Microsoft also is working on a standard set of installer options that will mean every patch has the exact naming conventions for deployment operations, such as quiet rollouts that reduce the number of dialog boxes. In the works is a standard title for patches that will include documentation information, platform, service pack and patch version. These efforts are designed to make it easier for users to understand the patch just by looking at its title.

The company also will expand its uninstall feature beyond Windows patches to every patch for every system. This feature was added to patches for Internet Explorer in March 2003, Culp says, but he would not specify a time frame for other products.

“Reducing the number of installers will make my life easier,” says Raj Maini, systems analyst for the American Chemistry Council, a lobbying group for chemical companies in Arlington, Va. “But what I really would prefer is to have something that ensures the patch installs correctly.”

Microsoft plans to address that issue and is developing a standard assessment technology for determining if a patch is needed or is properly installed. The assessment engine will be standard across Windows Update, Software Update Services (SUS), Microsoft Baseline Security Analyzer (MBSA) and System Management Server and the forthcoming System Center, which is a combination of SMS and Microsoft Operations Manager.

Also being developed is a companion reporting engine that will provide details on whether a patch was installed successfully. Microsoft’s Culp again says there is no time frame for the two engines, but that improvements would be evident in the next 12 months.

Microsoft plans to add support for other products including Office and for foreign language patches into MBSA, which checks for missing patches.

The company also is creating one centralized patch update site that includes all its products. 

The road ahead

Microsoft has vowed to fix the patch-management problem, but it won’t come without a lot of work to improve its current technology.
Reduce number of installer technologies: Microsoft has eight patch installation technologies that stretch across its major products. The company will reduce that to two, one for the operating system and one for applications. The questions are when, and will they be integrated into current products.
Consolidate download sites into one site: Windows Update and Software Update Services (SUS) now provide Windows patches. Patches for other products such as Office, Exchange and SQL Server must be found elsewhere. Microsoft plans to create one site that checks to see whether patches are needed on any product.
Establish consistency: Tools such as Windows Update, SUS, System Management Server and Microsoft Baseline Security Analyzer can give conflicting results as to whether a patch is installed. This fosters time-consuming manual checks by administrators to verify that a patch has been effectively deployed.

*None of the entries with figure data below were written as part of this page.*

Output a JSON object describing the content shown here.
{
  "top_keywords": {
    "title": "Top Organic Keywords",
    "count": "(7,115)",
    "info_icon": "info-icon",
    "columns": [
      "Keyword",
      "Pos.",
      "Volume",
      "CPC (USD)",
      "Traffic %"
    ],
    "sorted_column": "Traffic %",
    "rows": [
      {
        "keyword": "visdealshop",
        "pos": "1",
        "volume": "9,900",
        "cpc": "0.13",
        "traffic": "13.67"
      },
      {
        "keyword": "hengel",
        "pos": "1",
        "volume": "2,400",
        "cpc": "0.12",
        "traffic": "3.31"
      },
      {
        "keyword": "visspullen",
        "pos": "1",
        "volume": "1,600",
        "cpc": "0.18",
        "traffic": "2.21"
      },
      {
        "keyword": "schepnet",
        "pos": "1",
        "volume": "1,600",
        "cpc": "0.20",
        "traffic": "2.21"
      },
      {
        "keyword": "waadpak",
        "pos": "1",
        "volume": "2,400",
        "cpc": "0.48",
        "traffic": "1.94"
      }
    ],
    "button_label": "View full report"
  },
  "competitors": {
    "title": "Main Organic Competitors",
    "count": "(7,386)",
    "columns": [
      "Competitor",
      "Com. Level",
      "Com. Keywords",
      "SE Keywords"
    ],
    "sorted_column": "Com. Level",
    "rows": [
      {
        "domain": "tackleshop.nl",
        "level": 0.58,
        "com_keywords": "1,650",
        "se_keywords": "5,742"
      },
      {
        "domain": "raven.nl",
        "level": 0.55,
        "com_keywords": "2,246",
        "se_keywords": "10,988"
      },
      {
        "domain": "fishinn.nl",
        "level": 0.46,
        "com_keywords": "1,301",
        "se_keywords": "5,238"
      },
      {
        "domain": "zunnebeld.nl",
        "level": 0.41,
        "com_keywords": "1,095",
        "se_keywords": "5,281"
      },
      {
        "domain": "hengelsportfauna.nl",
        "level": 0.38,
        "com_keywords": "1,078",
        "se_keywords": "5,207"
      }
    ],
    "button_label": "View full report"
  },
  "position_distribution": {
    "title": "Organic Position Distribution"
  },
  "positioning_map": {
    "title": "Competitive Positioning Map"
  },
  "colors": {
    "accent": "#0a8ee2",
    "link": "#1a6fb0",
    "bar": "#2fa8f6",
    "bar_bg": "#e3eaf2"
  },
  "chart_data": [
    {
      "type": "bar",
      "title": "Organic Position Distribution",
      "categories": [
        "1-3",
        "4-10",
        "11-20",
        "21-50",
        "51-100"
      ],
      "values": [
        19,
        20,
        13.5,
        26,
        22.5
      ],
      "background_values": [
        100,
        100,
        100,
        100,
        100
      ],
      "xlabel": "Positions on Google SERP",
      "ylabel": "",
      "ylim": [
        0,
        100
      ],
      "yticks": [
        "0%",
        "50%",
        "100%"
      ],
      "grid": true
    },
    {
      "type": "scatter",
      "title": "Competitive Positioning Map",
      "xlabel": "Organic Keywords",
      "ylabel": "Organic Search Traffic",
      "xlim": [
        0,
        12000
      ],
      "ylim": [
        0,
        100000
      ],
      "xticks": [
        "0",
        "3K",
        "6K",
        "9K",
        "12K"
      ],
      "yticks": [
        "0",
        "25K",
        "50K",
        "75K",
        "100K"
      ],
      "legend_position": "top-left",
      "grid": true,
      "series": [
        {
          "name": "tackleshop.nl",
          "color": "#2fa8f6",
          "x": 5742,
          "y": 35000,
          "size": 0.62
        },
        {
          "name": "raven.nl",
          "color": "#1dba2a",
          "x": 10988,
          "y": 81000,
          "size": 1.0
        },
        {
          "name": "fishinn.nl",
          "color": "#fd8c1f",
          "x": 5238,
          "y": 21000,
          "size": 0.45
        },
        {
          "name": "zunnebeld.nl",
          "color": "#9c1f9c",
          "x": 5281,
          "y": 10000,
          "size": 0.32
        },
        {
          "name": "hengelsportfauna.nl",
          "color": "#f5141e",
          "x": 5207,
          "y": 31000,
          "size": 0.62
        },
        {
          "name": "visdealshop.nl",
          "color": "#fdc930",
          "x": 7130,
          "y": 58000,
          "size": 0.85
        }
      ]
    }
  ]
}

“There should be one place to go to get all your patches,” Culp says.

Currently, Windows Update, aimed at consumers and SUS for corporations, only provides operating system patches. Office has its own patch-update site, while Exchange and SQL Server don’t have an official patch-management site.

Microsoft also plans to add automated patch updating to all its products including SQL Server, Exchange and Office. Automated patch updating is found in XP and Win 2000 with Service Pack 3 and 4. And the company is considering making it the default configuration on some products, especially those for consumers, according to Culp.